Kate Kunkel (45:47):

It’s my dad, my dad is German. He was born in Germany. And my grandmother who has been gone many years now, but she always said to my cousins and I” you watch Katie you watch”, they come back and they will be the same. She was so adamant that what had happened when she was a young woman would happen again. And she was absolutely distrustful of any kind of politician or government control of anything. So I grew up with that. So I guess that’s why I’m so much the way I am, because I just, I figure we know best for us.

Dr Manon (46:30):

Well, for me, it’s a choice, who’s to government to tell us what goes in our bodies ,doesn’t make sense to me on any level. It just does not.

Dr Manon (46:49):

I think maybe……. And you probably …….because you do come North America that this idea of this control that they’re talking about so much, do you think it’s helping with those of us who do alternative therapies? because I’m getting a lot more people contacting me now about stuff about even taking the training for the sound therapy, because they are getting more suspicious, I guess, of the status quo.

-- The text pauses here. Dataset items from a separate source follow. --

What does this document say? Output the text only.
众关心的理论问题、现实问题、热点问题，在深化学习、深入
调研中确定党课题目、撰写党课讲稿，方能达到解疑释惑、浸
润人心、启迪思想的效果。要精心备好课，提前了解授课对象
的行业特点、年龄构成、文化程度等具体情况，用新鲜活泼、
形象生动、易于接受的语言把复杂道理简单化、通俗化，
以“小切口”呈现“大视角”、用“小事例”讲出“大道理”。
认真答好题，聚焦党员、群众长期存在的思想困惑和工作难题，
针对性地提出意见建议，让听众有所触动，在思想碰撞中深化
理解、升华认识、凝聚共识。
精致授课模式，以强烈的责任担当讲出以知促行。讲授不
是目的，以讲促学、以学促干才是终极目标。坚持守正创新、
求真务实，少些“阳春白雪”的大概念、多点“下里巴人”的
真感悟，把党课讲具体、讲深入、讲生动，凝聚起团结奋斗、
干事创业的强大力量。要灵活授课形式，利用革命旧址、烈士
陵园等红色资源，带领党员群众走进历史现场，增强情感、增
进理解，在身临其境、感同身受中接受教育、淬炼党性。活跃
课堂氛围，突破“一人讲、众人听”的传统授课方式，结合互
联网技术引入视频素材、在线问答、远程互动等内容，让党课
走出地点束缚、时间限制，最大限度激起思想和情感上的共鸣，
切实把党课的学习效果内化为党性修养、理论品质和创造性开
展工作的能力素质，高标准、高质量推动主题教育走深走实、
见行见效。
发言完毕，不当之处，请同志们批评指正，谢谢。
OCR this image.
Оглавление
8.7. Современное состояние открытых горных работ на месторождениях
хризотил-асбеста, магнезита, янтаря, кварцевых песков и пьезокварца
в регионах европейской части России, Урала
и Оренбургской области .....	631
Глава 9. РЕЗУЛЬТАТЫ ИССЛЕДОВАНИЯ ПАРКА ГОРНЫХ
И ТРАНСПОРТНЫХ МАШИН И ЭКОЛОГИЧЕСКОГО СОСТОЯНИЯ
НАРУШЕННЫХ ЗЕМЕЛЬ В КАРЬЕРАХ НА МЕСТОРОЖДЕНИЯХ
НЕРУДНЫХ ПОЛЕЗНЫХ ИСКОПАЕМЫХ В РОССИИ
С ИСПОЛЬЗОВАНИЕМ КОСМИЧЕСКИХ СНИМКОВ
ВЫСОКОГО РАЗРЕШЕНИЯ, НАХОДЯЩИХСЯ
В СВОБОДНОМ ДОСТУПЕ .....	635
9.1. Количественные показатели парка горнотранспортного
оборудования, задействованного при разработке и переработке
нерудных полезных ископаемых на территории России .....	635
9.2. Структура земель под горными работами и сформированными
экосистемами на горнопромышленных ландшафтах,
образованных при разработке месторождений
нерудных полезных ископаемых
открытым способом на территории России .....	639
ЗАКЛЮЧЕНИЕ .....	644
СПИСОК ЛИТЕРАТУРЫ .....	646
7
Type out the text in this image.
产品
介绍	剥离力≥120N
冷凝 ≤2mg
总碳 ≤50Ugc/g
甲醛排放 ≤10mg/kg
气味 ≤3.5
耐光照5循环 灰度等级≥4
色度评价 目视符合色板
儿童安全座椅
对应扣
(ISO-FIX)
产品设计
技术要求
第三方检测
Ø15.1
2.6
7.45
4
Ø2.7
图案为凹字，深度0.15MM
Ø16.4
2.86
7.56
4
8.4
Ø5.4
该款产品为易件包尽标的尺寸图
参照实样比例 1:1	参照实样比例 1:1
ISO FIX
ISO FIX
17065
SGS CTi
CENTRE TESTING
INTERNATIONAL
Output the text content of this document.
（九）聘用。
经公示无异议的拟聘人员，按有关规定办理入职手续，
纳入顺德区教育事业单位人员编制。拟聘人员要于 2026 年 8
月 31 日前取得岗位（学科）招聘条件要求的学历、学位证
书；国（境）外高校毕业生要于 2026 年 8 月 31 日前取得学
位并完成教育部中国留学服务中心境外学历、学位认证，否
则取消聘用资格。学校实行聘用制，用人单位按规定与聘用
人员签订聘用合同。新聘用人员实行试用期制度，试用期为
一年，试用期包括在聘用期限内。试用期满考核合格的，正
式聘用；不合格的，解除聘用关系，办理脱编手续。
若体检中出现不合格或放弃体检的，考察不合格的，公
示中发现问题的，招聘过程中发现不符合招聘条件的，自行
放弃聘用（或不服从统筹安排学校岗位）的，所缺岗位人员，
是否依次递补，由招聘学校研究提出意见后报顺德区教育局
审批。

Do you, do you find that?

Dr Manon (47:20):

I feel that that is what’s happening and not in, like now I have closed my practice, but I run Bowen college. So I teach a hands on therapy, which is the one thing in our social distancing that we can’t do. So I don’t know, don’t ask me how they’re doing, I’m in touch somewhat regularly. And it’s very frustrating because, you know, if you know that something can help and we’re actually not allowed to say…………….immune system, we’re not allowed to say anything that could help COVID-19 right. So even if we have 30 years plus experience helping people’s immune system, we literally have a gag order. So it’s very interesting this situation, but I think what it is doing is making people go, well, why or why is it not in the open?

Dr Manon (48:21):

Why can’t we talk? And who knows? I mean, this show could get put down too because I ask questions, you know, so, but Hey at some level we have to have conversations, otherwise it’s like, and I don’t know the answers of all things, but I can share how I came to have my vision of things just as you have. And I think we need to, to wake people up to just share it. I mean, we are not responsible for them or people seeing this, but the right time, the right place, it may make somebody wonder, maybe there’s another solution.

Kate Kunkel (49:03):

They don’t have any, any exposure to it. They don’t even have the chance to make that decision.

Dr Manon (49:08):

Exactly and some people find their path, but we can accelerate it. And I think this in some weird ways has accelerated it,

Kate Kunkel (49:18):

I’m really getting a lot more people interested in even talking about the, the Alzheimer’s they’re like, okay, so maybe there is something besides Aricept, possibly this is weird. We’re a will over our time, but it was been so lovely having this conversation. Thank you. Thank you. I really appreciate your time

Dr Manon (49:47):

And everything you have to share. And then definitely send us links and information that we can also place when this goes live.

Speaker 2 (49:57):

Thank you so much. I really appreciate the opportunity.